Hastanenin kapısına doğru ilerlediğimde elleri cebinde öylece önüne bakıyordu. Ozan, Pusat'ı bir yere götürmüştü. Neredeydi, bilmiyordum. Pusat'a ne yapacaklardı, onu da bilmiyordum. "Kağan," dedim önünde durarak. Güneş henüz doğmamıştı ama hava aydınlanmaya başlamıştı hafiften. 2 Ocak, doğum günüm. Neslihan'ın kızı da 2 Ocak doğumlu olacaktı. "İyi misin?" Cevap vermedi. "Kağan," dedim yavaşça elini tutarak.
"Leyla, ne yapacağım ben?"
"Önce sakin olacaksın." Başını iki yana salladı. Ellerimi bırakıp arkasına döndü. Birkaç adım attığında ben de peşinden ilerledim. "Kağan lütfen."
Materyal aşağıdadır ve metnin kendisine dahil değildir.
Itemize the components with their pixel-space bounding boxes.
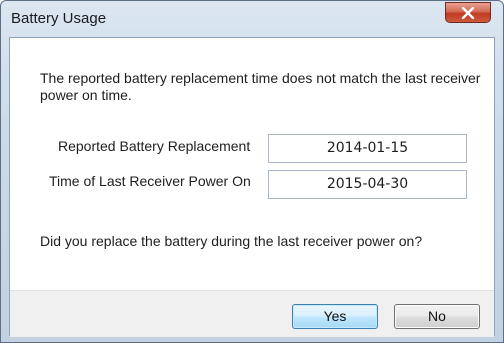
last-receiver-power-on-label: Time of Last Receiver Power On: [49, 173, 251, 189]
reported-battery-replacement-field[interactable]: 2014-01-15: [268, 134, 467, 163]
no-button[interactable]: No: [394, 304, 480, 329]
title-bar[interactable]: Battery Usage: [1, 1, 503, 37]
window-title: Battery Usage: [11, 10, 107, 27]
last-receiver-power-on-field[interactable]: 2015-04-30: [268, 170, 467, 199]
dialog-body: The reported battery replacement time do…: [9, 37, 495, 337]
close-button[interactable]: [445, 2, 491, 23]
button-bar: Yes No: [10, 290, 494, 337]
mismatch-message: The reported battery replacement time do…: [40, 70, 481, 103]
reported-battery-replacement-label: Reported Battery Replacement: [58, 138, 251, 154]
close-icon: [461, 6, 475, 19]
replace-battery-question: Did you replace the battery during the l…: [40, 233, 423, 249]
yes-button[interactable]: Yes: [292, 304, 378, 329]
dialog-window: Battery Usage The reported battery repla…: [0, 0, 504, 343]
"Benim kardeşim, evli bile değil Leyla. Evli bile değil. Ne yapacağım ben?!" Hastanenin duvarına sert bir yumruk attığında yanına gidip elini tuttum.
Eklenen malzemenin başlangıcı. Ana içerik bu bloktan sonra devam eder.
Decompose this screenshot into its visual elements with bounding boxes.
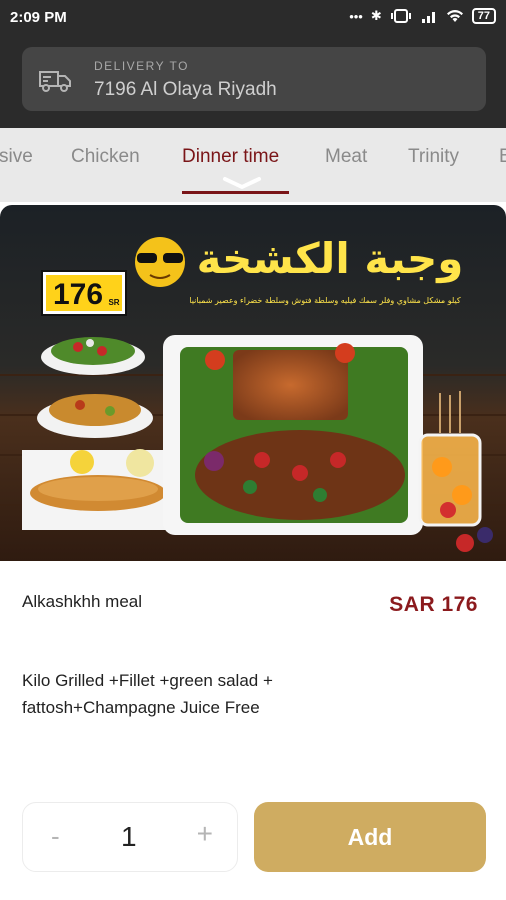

"Vurma, canın yanacak. Vurma." Derin bir nefes alarak yüzüme baktı. "Gel içeri girelim Kağan. Kardeşini yalnız bırakma. Onu bugün yalnız bırakma. Hadi, gel." Başını hızla iki yana salladı.
"Hayır, gelmem. Hayır. Şu an onun yanında olmak, ona destek olmak demek. Ben, istemiyorum. Hayır Leyla. Onun arkasında olmayacağım. Bu şeyi nasıl yaptıysa, öyle cezasını da çekecek."
"Kağan şu an sırası değil ama sana bir şey söyleyeceğim."
"Bir şey mi yaptı o herif sana?" dedi çatık kaşlarla. Önümde durup yüzüme baktı.
"Bana bir şey yapmadı, ama biliyor."
"Neyi biliyor?"
"Bizi işte. Bizi biliyor, yaşadıklarımızı." Sıkıntılı bir nefes verdi. Elleri yavaşça yüzümü tuttu.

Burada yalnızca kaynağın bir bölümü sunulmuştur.